Friday, 16 November 2012

Battery efficiency

I'm going to need my next phone to be about twice as efficient, power-wise, as my current one. After a year of perfectly ordinary use, the battery now needs to be charged twice daily, which is absurd. I need better battery life, but, like most people, I am not willing to sacrifice portability (extra weight or size could fit a bigger battery) or power (lower performance doesn't use as much battery) so I just need the components to be much better at using less power for the same job.

Not too long ago, in human lifetime terms, computing resources were not plentiful and abundant like they are today. If you needed your particular program to run quickly enough for human consumption, you needed powerful hardware and efficient programming tricks. These days, efficient computing is pretty pointless, because computers are billions of times more powerful than they used to be. Well, that's the perception, anyway, but once we started running our computers off batteries (laptops, phones and tablets) that inefficiency started to have an impact again.
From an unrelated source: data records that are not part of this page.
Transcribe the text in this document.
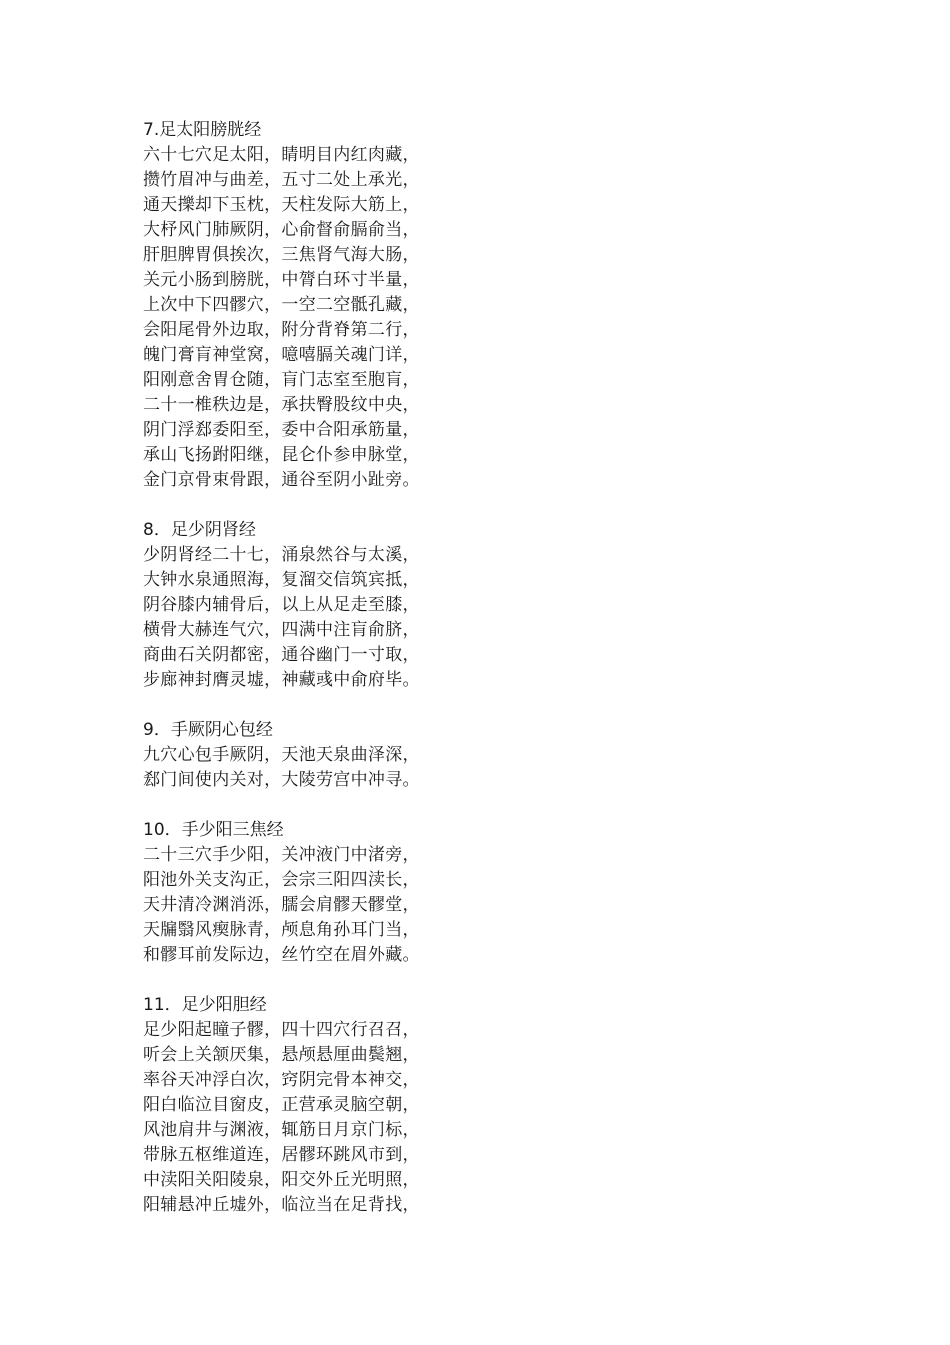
7.足太阳膀胱经
六十七穴足太阳，睛明目内红肉藏，
攒竹眉冲与曲差，五寸二处上承光，
通天擽却下玉枕，天柱发际大筋上，
大杼风门肺厥阴，心俞督俞膈俞当，
肝胆脾胃俱挨次，三焦肾气海大肠，
关元小肠到膀胱，中膂白环寸半量，
上次中下四髎穴，一空二空骶孔藏，
会阳尾骨外边取，附分背脊第二行，
魄门膏肓神堂窝，噫嘻膈关魂门详，
阳刚意舍胃仓随，肓门志室至胞肓，
二十一椎秩边是，承扶臀股纹中央，
阴门浮郄委阳至，委中合阳承筋量，
承山飞扬跗阳继，昆仑仆参申脉堂，
金门京骨束骨跟，通谷至阴小趾旁。
8．足少阴肾经
少阴肾经二十七，涌泉然谷与太溪，
大钟水泉通照海，复溜交信筑宾抵，
阴谷膝内辅骨后，以上从足走至膝，
横骨大赫连气穴，四满中注肓俞脐，
商曲石关阴都密，通谷幽门一寸取，
步廊神封膺灵墟，神藏彧中俞府毕。
9．手厥阴心包经
九穴心包手厥阴，天池天泉曲泽深，
郄门间使内关对，大陵劳宫中冲寻。
10．手少阳三焦经
二十三穴手少阳，关冲液门中渚旁，
阳池外关支沟正，会宗三阳四渎长，
天井清冷渊消泺，臑会肩髎天髎堂，
天牖翳风瘈脉青，颅息角孙耳门当，
和髎耳前发际边，丝竹空在眉外藏。
11．足少阳胆经
足少阳起瞳子髎，四十四穴行召召，
听会上关颔厌集，悬颅悬厘曲鬓翘，
率谷天冲浮白次，窍阴完骨本神交，
阳白临泣目窗皮，正营承灵脑空朝，
风池肩井与渊液，辄筋日月京门标，
带脉五枢维道连，居髎环跳风市到，
中渎阳关阳陵泉，阳交外丘光明照，
阳辅悬冲丘墟外，临泣当在足背找，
We need our hardware to be more power-efficient, and they're working on that. We need our programs to be more efficient, too, but we're working in the opposite direction on that. Today's laptop batteries are considered good enough if they can last 5 hours unplugged. A phone needs to be charged every night at a minimum, probably twice a day when being used heavily. Batteries are quickly becoming the annoying visible technology of our world, and technology is only considered really good once it disappears from our consciousness entirely. We need our batteries and the devices that run on them to be so good that the batteries are not even a consideration any more.

Mokalus of Borg

PS - We need orders of magnitude gains here.
PPS - That is, batteries ten times as powerful with components needing one tenth the energy.